Mark Smith also believes that machineguns should be unregulated, but that with the current makeup of the courts, SCOTUS included, that goal is unrealistic. If a machinegun case made it to SCOTUS today, that would likely set terrible precedent which would harm other arms freedoms we still enjoy today. So he thinks it is in our interest to not let any machinegun case make it to the appellate division as of now; it is currently best for us to lose early at the district court level, where no binding negative precedent can be set.
Here is where I differ with Mark Smith. He thinks that machineguns are not “in common use” and therefore can legally be banned, because there were just under 190k of them in private hands as of 1986. By the Caetano SCOTUS precedent, stun guns were considered unbannable due to “common use” with about 200k of them in private hands around 2005 when Caetano was decided in our favor. Since under 190k is less than 200k, machineguns are less popular than stun guns and can be banned, according to him.
I say, we had a smaller national population in 1986 than 2005, and if we work out how common machineguns were per capita, we can actually find that machineguns then were more common than stun guns at Caetano. Therefore machineguns were at least as common as stun guns, and the ban on them is unconstitutional.
I also question why we have to say the limit equals the commonality of stun guns at Caetano. Setting the limit higher is obviously logically inconsistent, but the limit of commonality could easily be less than 200k. It is an arbitrary number.

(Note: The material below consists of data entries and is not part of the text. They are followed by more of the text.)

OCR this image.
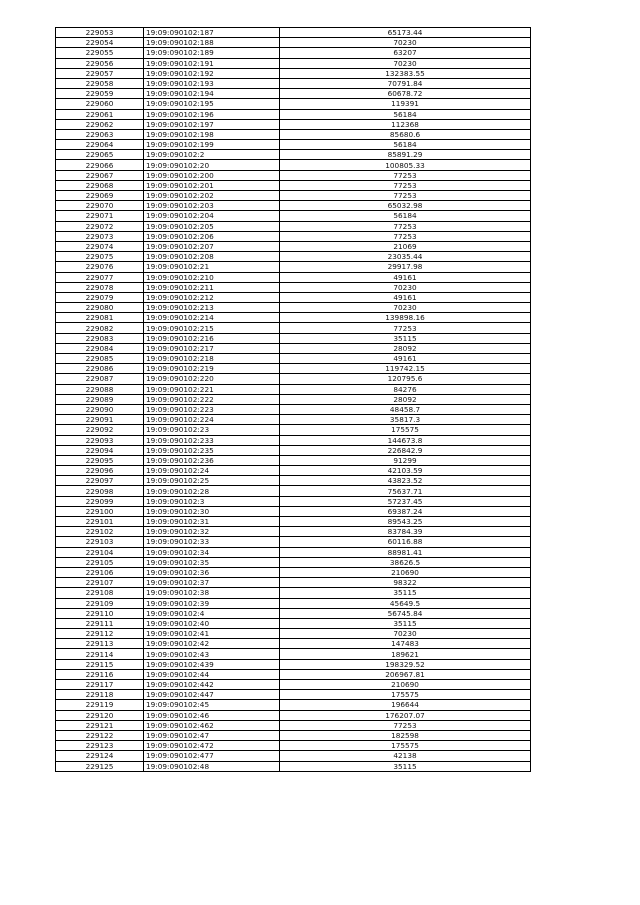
229053	19:09:090102:187	65173.44
229054	19:09:090102:188	70230
229055	19:09:090102:189	63207
229056	19:09:090102:191	70230
229057	19:09:090102:192	132383.55
229058	19:09:090102:193	70791.84
229059	19:09:090102:194	60678.72
229060	19:09:090102:195	119391
229061	19:09:090102:196	56184
229062	19:09:090102:197	112368
229063	19:09:090102:198	85680.6
229064	19:09:090102:199	56184
229065	19:09:090102:2	85891.29
229066	19:09:090102:20	100805.33
229067	19:09:090102:200	77253
229068	19:09:090102:201	77253
229069	19:09:090102:202	77253
229070	19:09:090102:203	65032.98
229071	19:09:090102:204	56184
229072	19:09:090102:205	77253
229073	19:09:090102:206	77253
229074	19:09:090102:207	21069
229075	19:09:090102:208	23035.44
229076	19:09:090102:21	29917.98
229077	19:09:090102:210	49161
229078	19:09:090102:211	70230
229079	19:09:090102:212	49161
229080	19:09:090102:213	70230
229081	19:09:090102:214	139898.16
229082	19:09:090102:215	77253
229083	19:09:090102:216	35115
229084	19:09:090102:217	28092
229085	19:09:090102:218	49161
229086	19:09:090102:219	119742.15
229087	19:09:090102:220	120795.6
229088	19:09:090102:221	84276
229089	19:09:090102:222	28092
229090	19:09:090102:223	48458.7
229091	19:09:090102:224	35817.3
229092	19:09:090102:23	175575
229093	19:09:090102:233	144673.8
229094	19:09:090102:235	226842.9
229095	19:09:090102:236	91299
229096	19:09:090102:24	42103.59
229097	19:09:090102:25	43823.52
229098	19:09:090102:28	75637.71
229099	19:09:090102:3	57237.45
229100	19:09:090102:30	69387.24
229101	19:09:090102:31	89543.25
229102	19:09:090102:32	83784.39
229103	19:09:090102:33	60116.88
229104	19:09:090102:34	88981.41
229105	19:09:090102:35	38626.5
229106	19:09:090102:36	210690
229107	19:09:090102:37	98322
229108	19:09:090102:38	35115
229109	19:09:090102:39	45649.5
229110	19:09:090102:4	56745.84
229111	19:09:090102:40	35115
229112	19:09:090102:41	70230
229113	19:09:090102:42	147483
229114	19:09:090102:43	189621
229115	19:09:090102:439	198329.52
229116	19:09:090102:44	206967.81
229117	19:09:090102:442	210690
229118	19:09:090102:447	175575
229119	19:09:090102:45	196644
229120	19:09:090102:46	176207.07
229121	19:09:090102:462	77253
229122	19:09:090102:47	182598
229123	19:09:090102:472	175575
229124	19:09:090102:477	42138
229125	19:09:090102:48	35115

Besides which, SCOTUS itself in Caetano has told us that 2A protects modern arms, like stun guns, which did not exist at the founding. There exist prototype, unique arms in development that are not common at all, yet are protected as well. Otherwise, no new arms could ever be lawfully invented. That’s a ridiculous idea to ascribe to the authors of the 2A, which plainly wanted an effective militia of the people, with arms comparable to and able to defeat any threat they might face, indefinitely into the future. Artificially limiting the arms of the citizen’s militia directly threatens the security of our free state. No practical arms technology should be off the table.